Due to these reasons, people say many rude and hurtful things to those who are grieving. Although their intention is to make the person feel better, they can cause more pain. In fact, sometimes they feel like a sock in the gut. 

Unfortunately, I got a sock in the gut this week. My dog, Dozer, quite suddenly lost his ability to walk this past weekend, most likely due to a brain tumor and we had to put him to sleep. On a walk with our younger dog, a neighbor asked where Dozer was and when we told him, he said “Well, life goes on. At least you have your other dog.” My mom said, “Well, at least you had 6 years with him.” 

I hear variations of these from almost everyone who comes into the Grief Center, no matter what type of loss they have had.

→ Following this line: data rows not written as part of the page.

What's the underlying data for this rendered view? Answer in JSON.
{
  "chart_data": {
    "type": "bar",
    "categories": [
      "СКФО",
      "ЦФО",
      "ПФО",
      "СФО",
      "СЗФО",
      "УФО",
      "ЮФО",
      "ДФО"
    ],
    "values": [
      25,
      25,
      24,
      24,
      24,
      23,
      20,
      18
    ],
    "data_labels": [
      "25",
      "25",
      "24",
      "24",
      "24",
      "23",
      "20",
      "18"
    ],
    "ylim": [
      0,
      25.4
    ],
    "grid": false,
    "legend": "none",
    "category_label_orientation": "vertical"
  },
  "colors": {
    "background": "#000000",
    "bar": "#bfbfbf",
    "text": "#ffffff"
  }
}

  • At least you have other children.
  • At least you had him/her for a long time.
  • Life goes on.
  • At least your loved one is out of pain.
  • You are still young enough to….(get married again, have other children, etc.)
  • Just get another dog, cat, pet.

 And unfortunately, there are a million more. Sometimes the best thing to do is take a deep breath, walk away and know that the person was trying to say or do something to make you feel better. And then you let the comment wash over you like water off a duck’s back and move on knowing that they do not know what they are talking about. Someday they will, and they will do better in that moment. Until then, they may not be the support person you need in your corner—but there are a lot out there who can be in your corner, and there is always the Grief Center in your corner!